Economy expanding but growth slow, uneven

Buoyed by “large increases” in gold production, Guyana’s economy has continued to expand, although growth has been slower than expected and uneven, according to the preliminary findings of a recent International Monetary Fund (IMF) mission that visited earlier in the month.

According to the concluding statement issued yesterday, following the March 6 to March 17 visit for Article IV consultations, “subdued agricultural commodity prices” and “adverse weather conditions” resulted in a contraction of agriculture, with “negative spillovers” in manufacturing and services.
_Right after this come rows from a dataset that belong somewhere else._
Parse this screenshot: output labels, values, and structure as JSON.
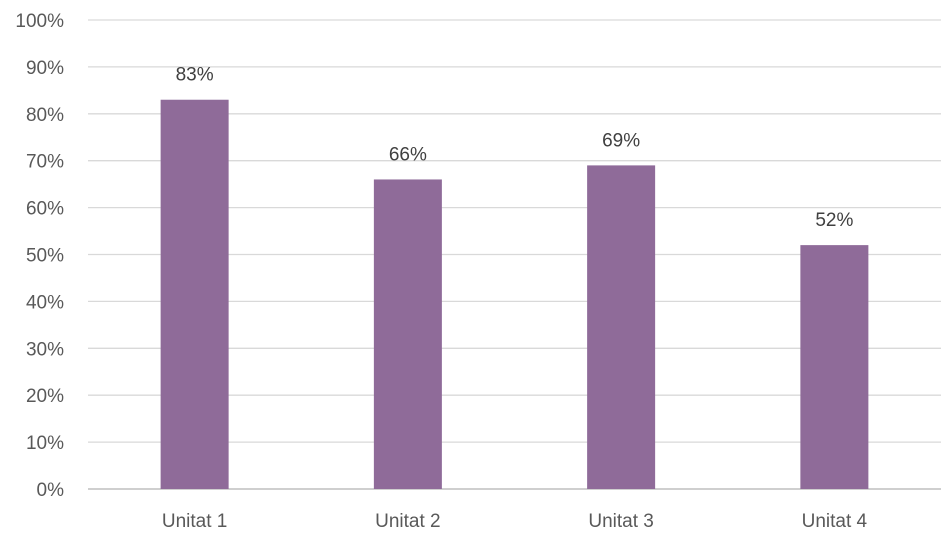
{
  "chart_data": {
    "type": "bar",
    "title": "",
    "xlabel": "",
    "ylabel": "",
    "categories": [
      "Unitat 1",
      "Unitat 2",
      "Unitat 3",
      "Unitat 4"
    ],
    "values": [
      83,
      66,
      69,
      52
    ],
    "value_labels": [
      "83%",
      "66%",
      "69%",
      "52%"
    ],
    "ylim": [
      0,
      100
    ],
    "yticks": [
      0,
      10,
      20,
      30,
      40,
      50,
      60,
      70,
      80,
      90,
      100
    ],
    "ytick_labels": [
      "0%",
      "10%",
      "20%",
      "30%",
      "40%",
      "50%",
      "60%",
      "70%",
      "80%",
      "90%",
      "100%"
    ],
    "grid": true,
    "legend": "none",
    "bar_color": "#8f6b99"
  }
}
Delays in public investment, the statement added, continued to be a drag on construction.

“Nevertheless, GDP [Gross Domestic Product] was buoyed by very large increases in gold output, including from new mines, with total real GDP increasing by 3.3 percent despite a contraction in non-mining GDP,” it said, while noting that the mission projects real economic growth of 3.5 percent this year.

Marcos Chamon

According to the IMF team’s forecast, the growth will be driven by an increase in public investment, continued expansion in the extractive sector, and a recovery in rice production.
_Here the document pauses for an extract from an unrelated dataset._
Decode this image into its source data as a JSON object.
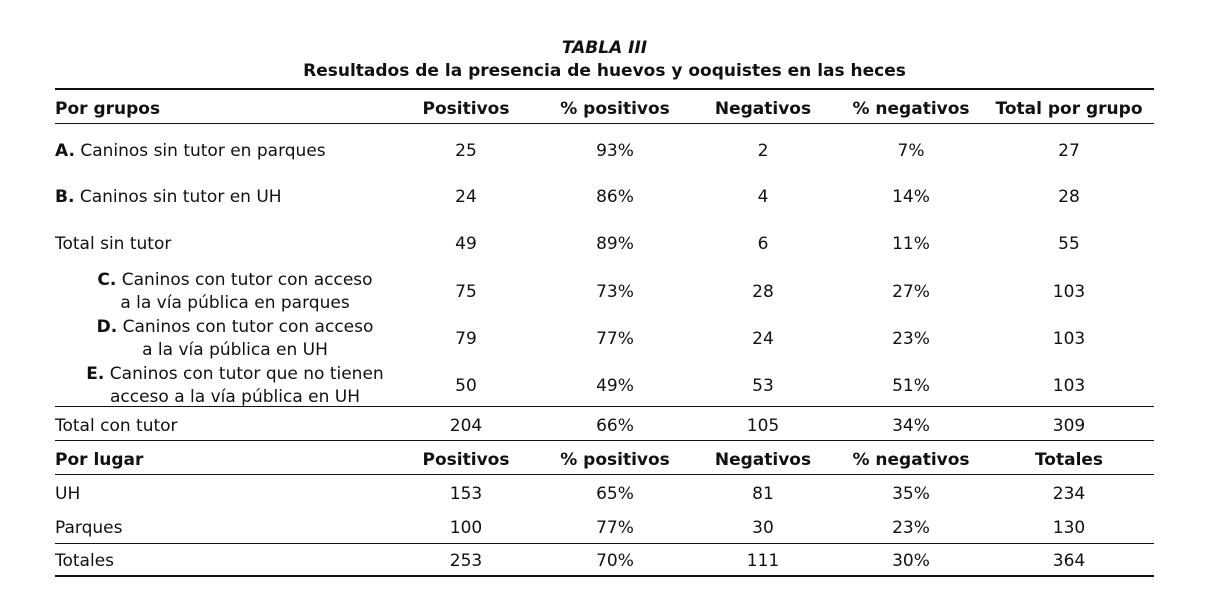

It said that despite slower than expected growth, fiscal revenue increased due to improvements in tax administration and higher royalties from the mining sector. “Expenditure increased less than projected mostly due to lower than budgeted public investment. In 2017, the deficit is projected to increase to about 7 percent of GDP, due in part to delayed capital spending from 2016 and the reclassification of subsidies to state owned enterprises as financing instead of revenue to the receiving enterprise,” the statement explained.

Sustaining growth, the team said, hinges upon improvements to the business climate, private sector confidence, reinvigorating construction activity and productivity-enhancing reforms in key sectors, including agriculture. The mission welcomed the progress in liberalising the communications sector, and the authorities’ plans to increase the contribution of low cost renewables to the energy matrix, improve transportation links, and modernise the payment system. “Addressing these long-standing structural impediments will stimulate construction, help raise productivity in traditional sectors, facilitate diversification into higher added-value activities, and make growth more inclusive,” it said, while adding that the mission encouraged the authorities to press ahead with the overhaul of the sugar industry, while being mindful of “the large social impact” and “providing a safety net” to protect those affected by that process.
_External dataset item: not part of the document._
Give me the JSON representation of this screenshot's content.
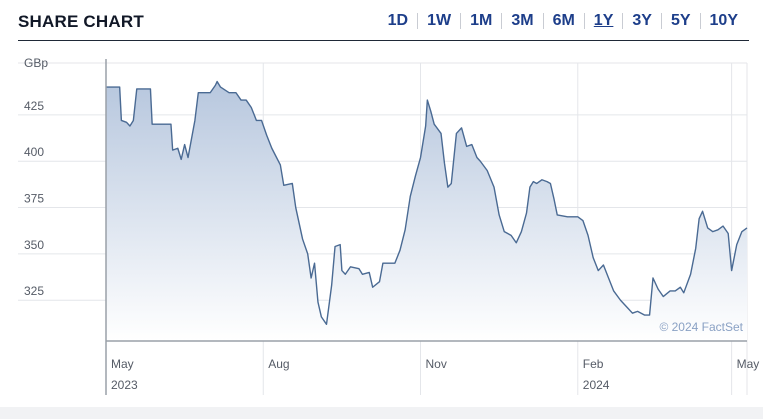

According to the IMF team, fiscal consolidation would help slow debt accumulation before the onset of oil revenues, which are expected to provide a significant boost to exports and official reserves in the medium-term. The debt-to-GDP ratio, it noted, is projected to reach 61 percent of GDP by 2019. Nonetheless, it said debt sustainability risks remain moderate. “Authorities noted that the debt to GDP ratio will decline rapidly after the start of oil production, dropping to under 50 percent by 2020,” it pointed out. The team recommended fiscal adjustment to safeguard against downside risks. It said the adjustment could be achieved by curtailing the growth of current expenditure, supported by public enterprise reform.

The team welcomed the Value-Added Tax (VAT) reform, which it said broadened the tax base while reducing the rate from 16 to 14 percent, and encouraged authorities to continue to strengthen tax administration.

The statement pointed out that despite weather-related shocks to food prices and excess demand during the Golden jubilee celebrations last year, inflation remained subdued at 1.5 percent at end of 2016, and it is expected to be around 2.5 percent at end of this year. It added that the monetary policy stance should remain accommodative given low inflationary pressures and weakness in economic activity. “However, pass-through from the VAT reform to inflation should be closely monitored,” it cautioned, while noting that Guyana remains vulnerable to external shocks due to its dependence on imported oil and the concentration of exports on a few commodities. The mission noted the recent increase in exchange rate flexibility, which should facilitate adjustment to external developments, and safeguard reserves. “The inter-bank foreign exchange market appears segmented and illiquid, and could be further developed, including by enhancing the transparency of market activity,” the mission said, while recommending that official foreign exchange purchases and sales use a market mechanism similar to the one used for auctioning treasury bills.

The statement added that the mission also welcomed the authorities’ interest in issuing a long-term domestic bond to substitute for short-term domestic financing, and help develop capital markets. “The mission stressed the importance of settling government balances at the Bank of Guyana (BoG). Going forward, authorities are encouraged to consolidate government accounts at the central bank and establish a Treasury Single Account in line with international best practices,” it added.

The IMF mission, which was led by Marcos Chamon, met with Finance Minister Winston Jordan, Natural Resources Minister Raphael Trotman, Public Infrastructure Minister David Patterson, Central Bank Governor Gobind Ganga, other senior officials, representatives from the private sector, the opposition party, labour unions, and other stakeholders, the statement said.